A noite é de festa rija na mansão de um milionário entediado. Os empregados procuraram animar o patrão com uma festa noite adentro, com champagne e um grupo de simpáticas raparigas que dançam Charleston como se deve: freneticamente. Um dos empregados não desarma nas suas funções e vai limpando o que pode com o espanador. Contudo, a temperatura da festa sobe e é preciso relaxar um pouco, mesmo quando se quer ser o mais zeloso dos mordomos. Calha bem que ao seu lado está pendurado um quadro com uma faustosa moldura doirada, onde se vê representada uma mesa repleta de frutos.
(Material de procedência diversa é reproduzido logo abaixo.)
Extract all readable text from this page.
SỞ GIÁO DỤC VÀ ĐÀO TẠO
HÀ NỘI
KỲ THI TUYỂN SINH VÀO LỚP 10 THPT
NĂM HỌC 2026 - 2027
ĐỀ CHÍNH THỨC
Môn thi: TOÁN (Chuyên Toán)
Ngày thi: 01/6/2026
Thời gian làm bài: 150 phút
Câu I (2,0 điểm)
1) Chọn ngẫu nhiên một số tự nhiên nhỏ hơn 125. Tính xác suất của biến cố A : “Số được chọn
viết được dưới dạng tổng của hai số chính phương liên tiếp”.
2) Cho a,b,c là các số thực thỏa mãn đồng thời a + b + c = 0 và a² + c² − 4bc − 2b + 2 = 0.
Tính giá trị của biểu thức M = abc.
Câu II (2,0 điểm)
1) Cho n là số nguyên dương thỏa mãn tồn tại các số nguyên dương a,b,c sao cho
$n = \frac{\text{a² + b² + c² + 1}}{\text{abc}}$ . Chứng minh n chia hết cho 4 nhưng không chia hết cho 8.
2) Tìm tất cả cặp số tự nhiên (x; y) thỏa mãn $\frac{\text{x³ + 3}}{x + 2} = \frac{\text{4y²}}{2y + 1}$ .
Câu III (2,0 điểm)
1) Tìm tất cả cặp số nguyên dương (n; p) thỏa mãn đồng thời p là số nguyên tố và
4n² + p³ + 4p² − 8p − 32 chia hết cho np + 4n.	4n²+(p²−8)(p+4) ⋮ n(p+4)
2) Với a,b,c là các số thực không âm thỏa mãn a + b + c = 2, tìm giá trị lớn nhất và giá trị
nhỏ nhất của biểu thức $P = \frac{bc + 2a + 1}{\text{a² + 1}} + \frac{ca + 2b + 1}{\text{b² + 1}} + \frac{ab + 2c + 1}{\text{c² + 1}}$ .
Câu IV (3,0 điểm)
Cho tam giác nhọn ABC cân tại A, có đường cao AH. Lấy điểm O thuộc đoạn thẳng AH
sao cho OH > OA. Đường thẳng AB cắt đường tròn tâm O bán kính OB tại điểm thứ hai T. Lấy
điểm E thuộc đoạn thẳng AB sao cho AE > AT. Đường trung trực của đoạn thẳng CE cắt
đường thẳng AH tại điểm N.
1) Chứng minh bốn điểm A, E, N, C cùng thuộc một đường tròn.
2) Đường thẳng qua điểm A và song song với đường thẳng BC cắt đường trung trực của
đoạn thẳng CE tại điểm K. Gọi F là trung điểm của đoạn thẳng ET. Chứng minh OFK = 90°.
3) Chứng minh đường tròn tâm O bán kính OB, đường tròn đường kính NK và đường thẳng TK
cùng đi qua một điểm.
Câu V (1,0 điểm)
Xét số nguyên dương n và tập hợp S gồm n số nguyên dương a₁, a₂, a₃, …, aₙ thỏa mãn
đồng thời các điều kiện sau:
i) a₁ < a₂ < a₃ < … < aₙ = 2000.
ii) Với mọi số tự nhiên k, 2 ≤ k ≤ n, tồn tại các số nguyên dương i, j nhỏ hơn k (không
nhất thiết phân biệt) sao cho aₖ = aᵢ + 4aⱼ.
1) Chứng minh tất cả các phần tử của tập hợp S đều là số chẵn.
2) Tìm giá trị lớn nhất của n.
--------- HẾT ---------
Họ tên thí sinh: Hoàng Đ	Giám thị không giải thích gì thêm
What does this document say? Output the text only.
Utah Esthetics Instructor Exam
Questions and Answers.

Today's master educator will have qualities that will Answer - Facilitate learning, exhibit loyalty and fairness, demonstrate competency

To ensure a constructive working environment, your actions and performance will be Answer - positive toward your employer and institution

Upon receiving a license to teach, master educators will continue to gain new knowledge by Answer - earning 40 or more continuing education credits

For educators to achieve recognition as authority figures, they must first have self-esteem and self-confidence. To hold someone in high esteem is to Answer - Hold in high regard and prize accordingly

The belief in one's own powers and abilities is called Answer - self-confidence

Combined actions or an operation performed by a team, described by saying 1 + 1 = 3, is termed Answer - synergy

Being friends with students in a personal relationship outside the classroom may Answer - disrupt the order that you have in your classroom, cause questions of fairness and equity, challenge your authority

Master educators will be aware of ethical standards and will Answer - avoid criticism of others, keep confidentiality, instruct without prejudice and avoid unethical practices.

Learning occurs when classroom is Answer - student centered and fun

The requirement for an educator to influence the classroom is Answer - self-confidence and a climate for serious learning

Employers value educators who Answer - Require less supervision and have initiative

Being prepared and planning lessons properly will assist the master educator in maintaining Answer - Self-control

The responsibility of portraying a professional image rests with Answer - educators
Ao lado da composição frutal, esta natureza-morta exibe o néctar dionisíaco guardado numa garrafa de vidro e um copo vazio “por usar”. O empregado está cansado de trabalhar, quer relaxar, por isso, não hesita: estende a mão ao quadro, retira o copo, depois a garrafa de vidro onde repousa o dito néctar e serve-se solenemente ali mesmo. Depois, “bota abaixo” o líquido. O trompe-l’oeil dobra sobre si mesmo. A natureza-morta era, afinal, uma natureza bem viva, pronta a responder aos desejos do momento. Não é um quadro, afinal? Será antes uma espécie de shadow box fazendo-se passar por uma pintura? O que Étaix produz com este pequeno gag é a confirmação de que um quadro pode ser mesmo isso: um quadro, isto é, uma coisa emoldurada. Se a profundidade é ilusória ou real, se os objectos têm volume ou apenas sugerem esse volume, isso são pormenores que não abalam o essencial: há moldura, isto é, quadro (frame) e há composição, isto é, mise en scène. O mesmo se podia dizer do cinema? Talvez.